For today's lab your objectives are to 1) familiarize yourself with contig assembly software; we will use "Sequencher," which is a user-friendly commercial package. The version you will be using is fully functional, but you will not be able to save your results. 2) to look at actual sequence traces and understand the relationship between traces and base-called data, and 3) to explore the consequences of different parameter settings in contig assembly.

Exercise:

Dr. J. Scientist is excited to have found that the following sequences form a single contig when using Sequencher with the parameters set at miniumum match 70%, overlap 15 base pairs, and dirty data.
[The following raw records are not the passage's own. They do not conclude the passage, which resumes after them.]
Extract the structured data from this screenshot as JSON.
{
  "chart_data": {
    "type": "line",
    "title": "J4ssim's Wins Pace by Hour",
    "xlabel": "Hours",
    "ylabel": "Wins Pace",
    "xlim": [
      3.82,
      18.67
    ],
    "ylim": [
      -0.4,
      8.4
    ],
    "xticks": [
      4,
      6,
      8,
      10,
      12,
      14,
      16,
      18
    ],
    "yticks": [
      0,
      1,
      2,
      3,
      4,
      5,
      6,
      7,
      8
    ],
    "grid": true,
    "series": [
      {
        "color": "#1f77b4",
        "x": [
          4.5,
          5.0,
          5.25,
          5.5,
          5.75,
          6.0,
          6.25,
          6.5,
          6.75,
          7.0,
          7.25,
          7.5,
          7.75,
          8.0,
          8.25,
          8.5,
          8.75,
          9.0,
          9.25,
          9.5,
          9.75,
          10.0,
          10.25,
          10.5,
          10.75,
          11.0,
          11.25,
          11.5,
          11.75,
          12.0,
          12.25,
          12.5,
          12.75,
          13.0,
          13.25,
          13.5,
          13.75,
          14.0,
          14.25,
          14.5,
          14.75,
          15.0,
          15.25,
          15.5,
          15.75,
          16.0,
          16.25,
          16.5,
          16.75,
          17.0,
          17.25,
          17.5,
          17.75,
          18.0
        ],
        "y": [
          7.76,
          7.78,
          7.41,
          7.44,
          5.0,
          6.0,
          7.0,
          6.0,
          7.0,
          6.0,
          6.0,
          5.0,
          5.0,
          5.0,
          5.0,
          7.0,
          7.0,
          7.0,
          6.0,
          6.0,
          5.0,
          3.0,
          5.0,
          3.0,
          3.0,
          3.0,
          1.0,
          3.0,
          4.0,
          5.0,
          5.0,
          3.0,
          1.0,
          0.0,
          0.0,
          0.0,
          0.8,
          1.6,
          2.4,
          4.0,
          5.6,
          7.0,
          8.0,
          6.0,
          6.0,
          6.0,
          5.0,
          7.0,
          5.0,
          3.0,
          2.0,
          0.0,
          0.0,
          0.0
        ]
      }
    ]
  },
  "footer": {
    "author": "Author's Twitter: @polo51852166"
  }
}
Please check the work and determine if you agree with this conclusion.

Be sure to:

1) Run Sequencher with the parameters used by J. Scientist (set the parameters as specified, then click on "auto align").

2) Repeat the analysis with stricter parameters (i.e., set the parameters to the defaults).

3) Use the Sequencher function "interactive assembly."

4) Go to NCBI trace archive and look at some chromatogram traces. These sequences are from Macaca mulatta. If you have trouble finding the Macaca mulatta traces on your own, follow this link.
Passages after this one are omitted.